Mission Statement:
The mission of Tender Fire is to strengthen or re-establish relationships between humans and the rest of the living world using collaborative approaches. Our work focuses on solutions to the harm caused by inadequate fire practices and the divergence of our food and natural systems. The business strives to continue learning about and integrating ways to uplift Indigenous voices, practices, and culture from which many of the business values are derived. We strive to center our practice in right perspective, right speech, compassion, and equanimity.

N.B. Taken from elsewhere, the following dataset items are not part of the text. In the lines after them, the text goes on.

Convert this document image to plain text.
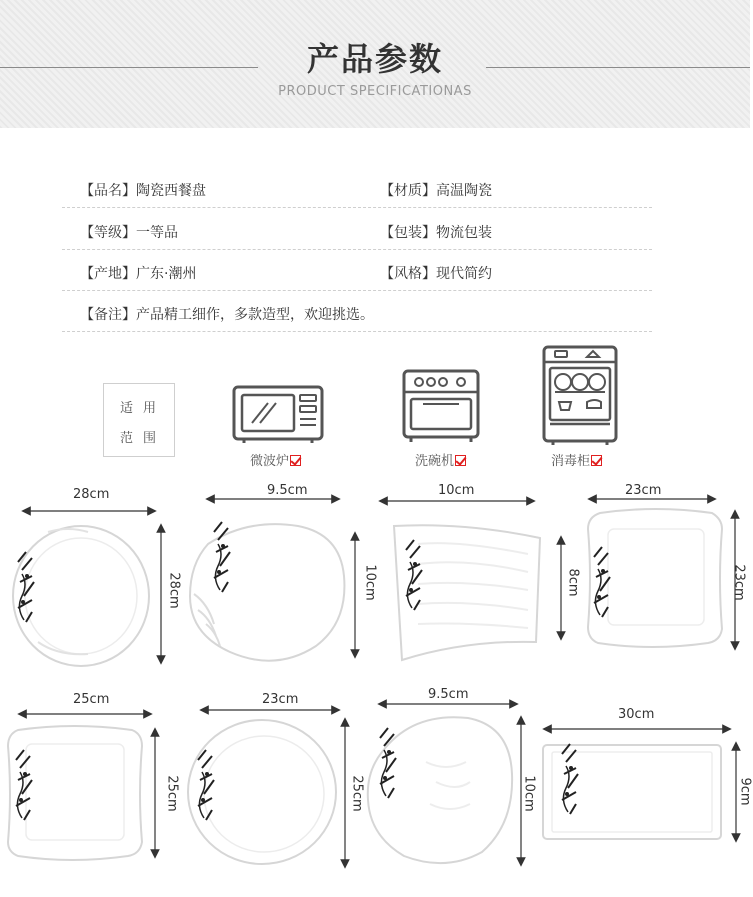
产品参数
PRODUCT SPECIFICATIONAS
【品名】陶瓷西餐盘	【材质】高温陶瓷
【等级】一等品	【包装】物流包装
【产地】广东·潮州	【风格】现代简约
【备注】产品精工细作，多款造型，欢迎挑选。
适用
范围
微波炉	洗碗机	消毒柜
28cm
28cm
9.5cm
10cm
10cm
8cm
23cm
23cm
25cm
25cm
23cm
25cm
9.5cm
10cm
30cm
9cm
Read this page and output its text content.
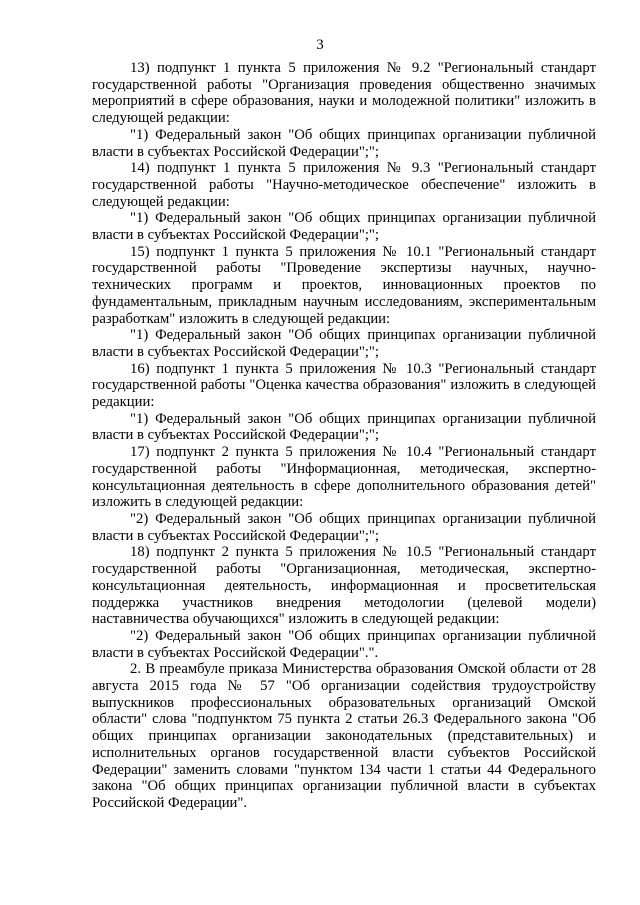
3

13) подпункт 1 пункта 5 приложения № 9.2 "Региональный стандарт государственной работы "Организация проведения общественно значимых мероприятий в сфере образования, науки и молодежной политики" изложить в следующей редакции:

"1) Федеральный закон "Об общих принципах организации публичной власти в субъектах Российской Федерации";";

14) подпункт 1 пункта 5 приложения № 9.3 "Региональный стандарт государственной работы "Научно-методическое обеспечение" изложить в следующей редакции:

"1) Федеральный закон "Об общих принципах организации публичной власти в субъектах Российской Федерации";";

15) подпункт 1 пункта 5 приложения № 10.1 "Региональный стандарт государственной работы "Проведение экспертизы научных, научно-технических программ и проектов, инновационных проектов по фундаментальным, прикладным научным исследованиям, экспериментальным разработкам" изложить в следующей редакции:

"1) Федеральный закон "Об общих принципах организации публичной власти в субъектах Российской Федерации";";

16) подпункт 1 пункта 5 приложения № 10.3 "Региональный стандарт государственной работы "Оценка качества образования" изложить в следующей редакции:

"1) Федеральный закон "Об общих принципах организации публичной власти в субъектах Российской Федерации";";

17) подпункт 2 пункта 5 приложения № 10.4 "Региональный стандарт государственной работы "Информационная, методическая, экспертно-консультационная деятельность в сфере дополнительного образования детей" изложить в следующей редакции:

"2) Федеральный закон "Об общих принципах организации публичной власти в субъектах Российской Федерации";";

18) подпункт 2 пункта 5 приложения № 10.5 "Региональный стандарт государственной работы "Организационная, методическая, экспертно-консультационная деятельность, информационная и просветительская поддержка участников внедрения методологии (целевой модели) наставничества обучающихся" изложить в следующей редакции:

"2) Федеральный закон "Об общих принципах организации публичной власти в субъектах Российской Федерации".".

2. В преамбуле приказа Министерства образования Омской области от 28 августа 2015 года № 57 "Об организации содействия трудоустройству выпускников профессиональных образовательных организаций Омской области" слова "подпунктом 75 пункта 2 статьи 26.3 Федерального закона "Об общих принципах организации законодательных (представительных) и исполнительных органов государственной власти субъектов Российской Федерации" заменить словами "пунктом 134 части 1 статьи 44 Федерального закона "Об общих принципах организации публичной власти в субъектах Российской Федерации".
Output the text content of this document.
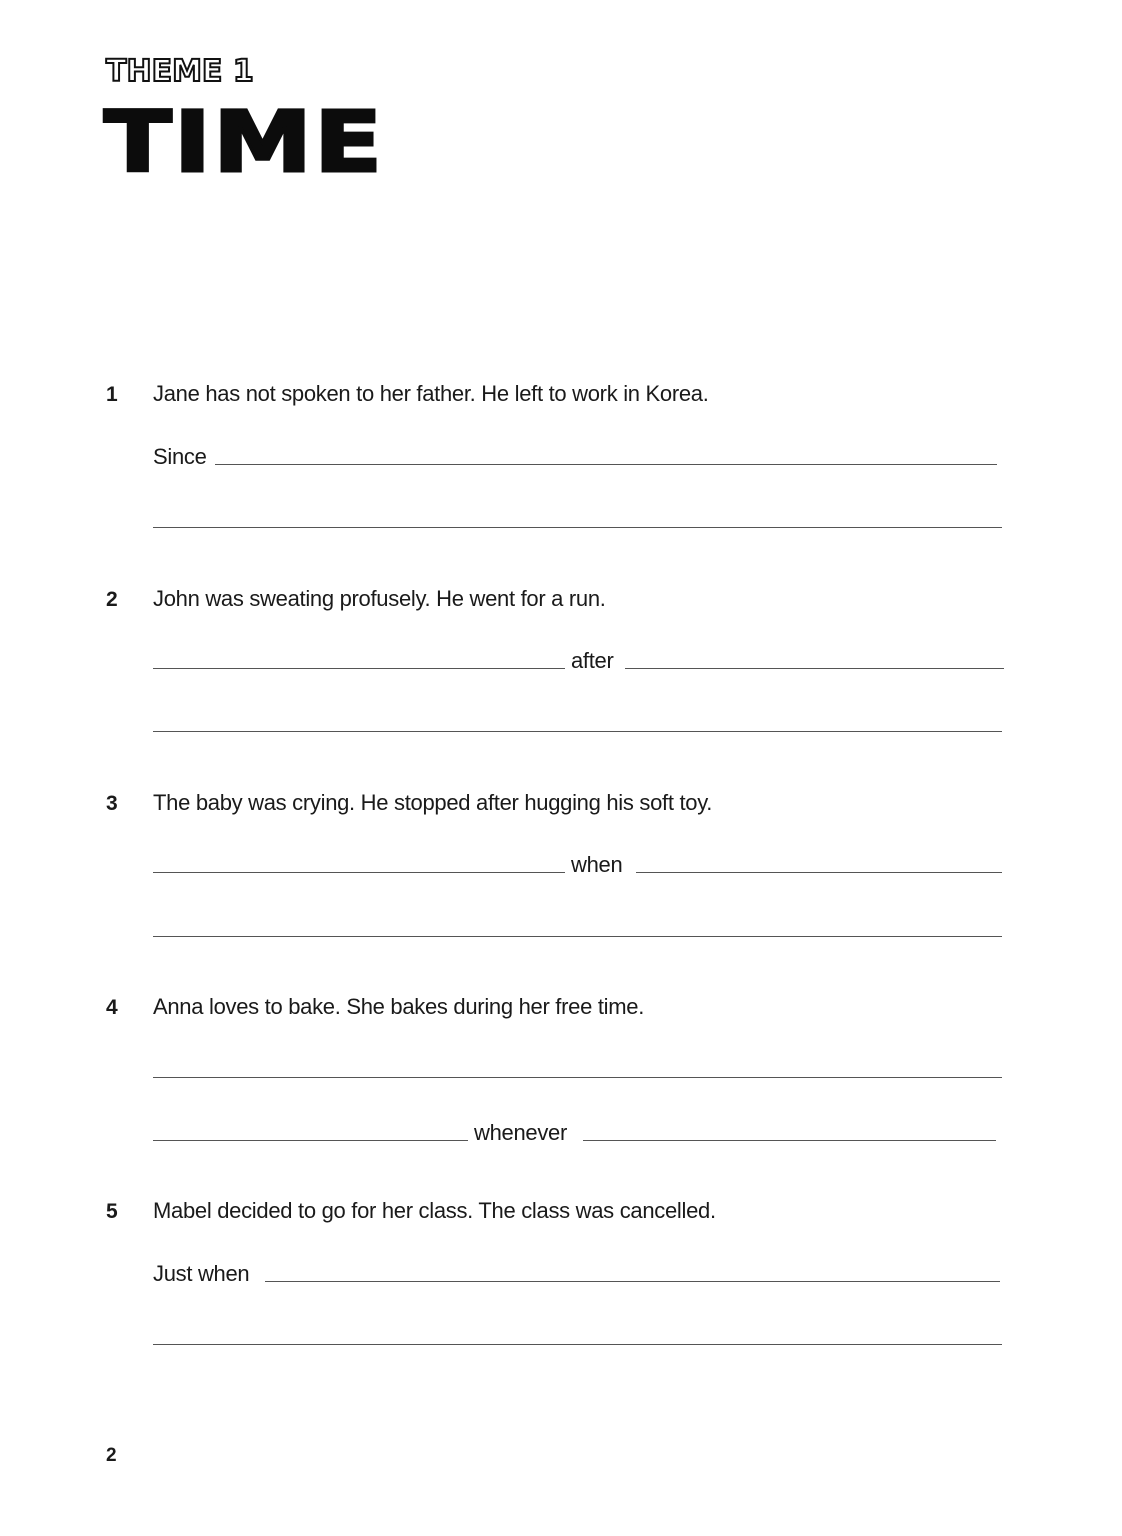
THEME 1
TIME
1 Jane has not spoken to her father. He left to work in Korea.
Since
2 John was sweating profusely. He went for a run.
after
3 The baby was crying. He stopped after hugging his soft toy.
when
4 Anna loves to bake. She bakes during her free time.
whenever
5 Mabel decided to go for her class. The class was cancelled.
Just when
2
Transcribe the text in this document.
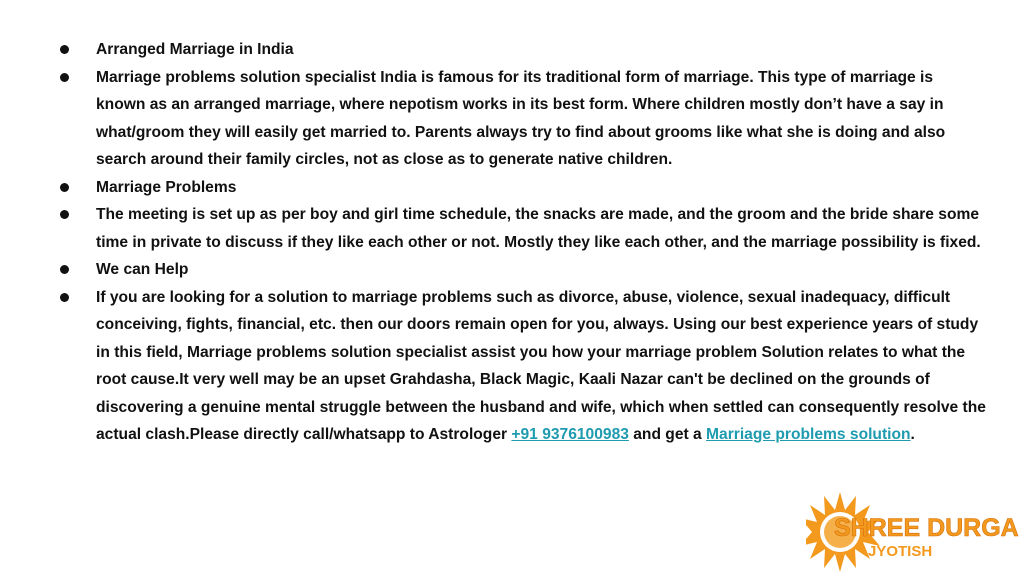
Arranged Marriage in India
Marriage problems solution specialist India is famous for its traditional form of marriage. This type of marriage is known as an arranged marriage, where nepotism works in its best form. Where children mostly don’t have a say in what/groom they will easily get married to. Parents always try to find about grooms like what she is doing and also search around their family circles, not as close as to generate native children.
Marriage Problems
The meeting is set up as per boy and girl time schedule, the snacks are made, and the groom and the bride share some time in private to discuss if they like each other or not. Mostly they like each other, and the marriage possibility is fixed.
We can Help
If you are looking for a solution to marriage problems such as divorce, abuse, violence, sexual inadequacy, difficult conceiving, fights, financial, etc. then our doors remain open for you, always. Using our best experience years of study in this field, Marriage problems solution specialist assist you how your marriage problem Solution relates to what the root cause.It very well may be an upset Grahdasha, Black Magic, Kaali Nazar can't be declined on the grounds of discovering a genuine mental struggle between the husband and wife, which when settled can consequently resolve the actual clash.Please directly call/whatsapp to Astrologer +91 9376100983 and get a Marriage problems solution.
SHREE DURGA
JYOTISH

It is the mission of the business to expose false scarcity fabricated under patriarchal and capitalist systems by helping collaborating on solutions for people to find nourishment by foraging, resting, and finding connection in novel reciprocal ecosystems that rely on loving relationships to create abundance for all living beings.
Core Values:
Integrity to basic kindness and compassion in all things
Openness – with what one is feeling or observing, to learning from others, to being wrong and making mistakes
Adaptation to best suit the work to the goals
Dedication to the work
Devotion to all Life – all living things, their ancestors and descendants, and to the Third Body that is the connected relationship between the whole of all things that ties us all together.
Compassion
Equanimity
Joy
Recognition of one’s location relative to lineage, place, Country, Cosmos, Community, and Family
Respect for Traditional Owners, shown in tangible ways, and for Country in ways that Traditional Owners would wish from a new permanent resident here.
Guiding Principles:
These guiding principles provide the framework under which all the work of the business will be accomplished. These are not always tangible guidelines. These principles are nuanced, and at times complex. They embody all the complexities and messiness of real, deep, and nourishing human relationships. This business is built on relationships, and as such, it’s guiding principles focus on how to best be in relationship with others and with the wider living world. These principles have emerged from personal philosophies developed through my own life experience. At their core, these principles conflict with our current economic models of commerce. This business is being birthed into a system in which it does not exactly fit. In this system I recognize the need for monetary income, but ultimately the core principle is one of only having enough to be well and happy, and to gift away any excess to help feed all the other systems that support healthy community. In this, it’s important to always question what we can do without, so that we can give more to community, to loved ones. The question is always “how can I give more?” rather than “how can I get more?”. Patriarchal thinking might skew this to framed “I need to get more so I can give more”, but this is a circular logic that circumvents and undermines the true guiding principal of this business enterprise. The intention in this core principle is to support the growth of entire community and ecological systems together by learning how to find stability in a balance between a monetary economy and a gift economy. This business will not focus on never-ending growth but instead will find a way to form a network of functioning size that is relatively stable, while supporting the growth of other independent enterprises that are likewise working for wholistic good.